Nasmyth slept soundly until the meal was laid out. He rode into the settlement a little before dark that night. It was the next afternoon when he reached Bonavista, and he found Violet Hamilton sitting upon the veranda alone. She appeared embarrassed when she saw him, and he leaned against one of the pillars, quietly looking down on her. For a moment or two neither of them said anything, and it was Nasmyth who broke the awkward silence.

"I felt very bitter when I got that note," he said. "When I grappled with the thing, however, I commenced to realize that you might be right. Of course, I quite realized all you wished to imply."

"Ah!" answered the girl softly, "then you are not very angry with me." She leaned forward and met his gaze. "I think we were both very nearly making a terrible mistake."

"I scarcely think that is a thing you could expect me to admit—that is, at least, as far as my part in it goes," said Nasmyth.

"Still," replied Violet, "you admitted that you felt I might be right."

She looked anxious, and Nasmyth realized that, since she might have written what she had to say, it must have cost her a good deal to break with him personally. The courage which had prompted her to summon him appealed to him, and, in place of anger, he was conscious of a certain sympathy for her.

"In one sense you were certainly right," he said. "We belong to different worlds, and I should never have spoken to you as I did. That is a thing you must try to forgive me, and you have no reason to blame yourself. As I told you at the time, you were free."

"Ah!" cried Violet, "you are very generous. After all, I expected that from you, and I think it will not hurt you very much to give me up."

"I wonder why?" asked Nasmyth gravely.

Violet sat silent a moment or two, and then looked up at him quietly.

"Oh," she said, "you owe so much to that girl in the Bush! She would always have come between us. I think you made me recognize it when you told me about her, though it was only by degrees I came to understand it clearly."

Nasmyth's face flushed. "That," he queried, "is your reason for wishing to get rid of me?"

Violet looked away from him, and there was a telltale self consciousness in her manner when she turned to him again. Nasmyth, who noticed it, winced.

"Well," he hazarded, "it was, perhaps, not the only one."

"No," confessed Violet very softly, "there was another thing which influenced me rather more."

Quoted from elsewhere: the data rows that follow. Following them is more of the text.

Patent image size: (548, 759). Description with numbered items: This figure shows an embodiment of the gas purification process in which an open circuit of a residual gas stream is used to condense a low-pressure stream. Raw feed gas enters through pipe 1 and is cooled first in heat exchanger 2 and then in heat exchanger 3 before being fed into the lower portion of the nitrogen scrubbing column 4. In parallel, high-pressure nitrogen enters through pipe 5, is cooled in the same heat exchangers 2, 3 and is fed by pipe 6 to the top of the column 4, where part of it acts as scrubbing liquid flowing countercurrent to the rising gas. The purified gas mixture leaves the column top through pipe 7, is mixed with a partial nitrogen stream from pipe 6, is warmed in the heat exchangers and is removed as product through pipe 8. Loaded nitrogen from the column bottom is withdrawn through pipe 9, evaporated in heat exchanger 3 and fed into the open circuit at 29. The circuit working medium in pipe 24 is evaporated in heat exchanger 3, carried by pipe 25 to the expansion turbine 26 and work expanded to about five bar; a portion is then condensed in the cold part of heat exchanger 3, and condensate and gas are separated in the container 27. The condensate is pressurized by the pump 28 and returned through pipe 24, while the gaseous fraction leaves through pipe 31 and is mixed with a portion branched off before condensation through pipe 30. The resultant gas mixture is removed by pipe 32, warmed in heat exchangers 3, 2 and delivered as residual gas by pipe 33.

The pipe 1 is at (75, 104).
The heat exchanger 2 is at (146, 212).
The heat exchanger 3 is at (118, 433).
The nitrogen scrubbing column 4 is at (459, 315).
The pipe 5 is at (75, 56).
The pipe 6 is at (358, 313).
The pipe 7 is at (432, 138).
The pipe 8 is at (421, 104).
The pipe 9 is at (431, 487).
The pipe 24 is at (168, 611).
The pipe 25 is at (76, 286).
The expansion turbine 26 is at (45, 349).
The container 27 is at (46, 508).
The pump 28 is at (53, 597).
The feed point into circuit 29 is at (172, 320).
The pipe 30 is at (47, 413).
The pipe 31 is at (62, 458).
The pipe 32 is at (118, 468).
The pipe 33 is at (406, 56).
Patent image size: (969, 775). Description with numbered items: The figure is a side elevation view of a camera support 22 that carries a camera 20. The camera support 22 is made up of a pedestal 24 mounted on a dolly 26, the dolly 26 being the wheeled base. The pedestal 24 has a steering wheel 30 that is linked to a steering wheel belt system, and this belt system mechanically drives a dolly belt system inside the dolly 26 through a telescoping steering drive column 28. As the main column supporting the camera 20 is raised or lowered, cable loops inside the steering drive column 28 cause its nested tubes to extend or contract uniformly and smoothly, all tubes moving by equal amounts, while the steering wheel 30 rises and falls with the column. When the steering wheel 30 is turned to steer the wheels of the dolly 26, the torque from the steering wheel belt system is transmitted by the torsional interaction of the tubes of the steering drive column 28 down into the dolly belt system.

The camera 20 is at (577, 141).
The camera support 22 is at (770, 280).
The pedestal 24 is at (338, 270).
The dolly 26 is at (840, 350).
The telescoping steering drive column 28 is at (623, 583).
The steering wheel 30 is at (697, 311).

Nasmyth, who understood her, stood silent a moment or two, with one hand tightly closed. "In that case there is nothing to be said, and I must try to face it gracefully," he told her. "Reproaches are not exactly becoming in the case of a discarded man." He took off his wide hat as he held out his hand. "Miss Hamilton, the thing naturally hurts me, but perhaps I cannot reasonably blame you. I'm not sure you could expect me to go any further now."

"Ah!" exclaimed Violet, "you have made it easy. I would like to assure you of my good-will."

He held her hand a moment and swung abruptly away. He met Mrs. Acton as he went down a corridor. He stopped in front of her, and she looked at him questioningly when she saw his face.

"I have not come up to expectations. It is, perhaps, fortunate Miss Hamilton found it out when she did," he said.

"Oh!" Mrs. Acton replied, "I told you it would not be well to stay away very long."

"I scarcely think the result would have been different in any case," Nasmyth declared.

Mrs. Acton was silent for a moment. Then she looked at him sharply.

"Where are you going now?" she asked.

"Back to the world I belong to," answered Nasmyth,—"to the railroad, in the first case. I'm not sure that Miss Hamilton would like to feel that I was in the house."

Mrs. Acton made no protest, and ten minutes later he had crossed the clearing and plunged into the Bush.

Mrs. Acton, crossing the veranda, laid her hand on the girl's shoulder.

"I naturally don't know what he said to you, but I can't help believing that he acquitted himself rather well," she observed. "After all, it must have been a little painful to him."

"Perhaps it was," replied Violet. "Still, I don't think it hurt him dreadfully."

She was more or less correct in this surmise, for, as Nasmyth walked on through the Bush, he became conscious of a faint relief.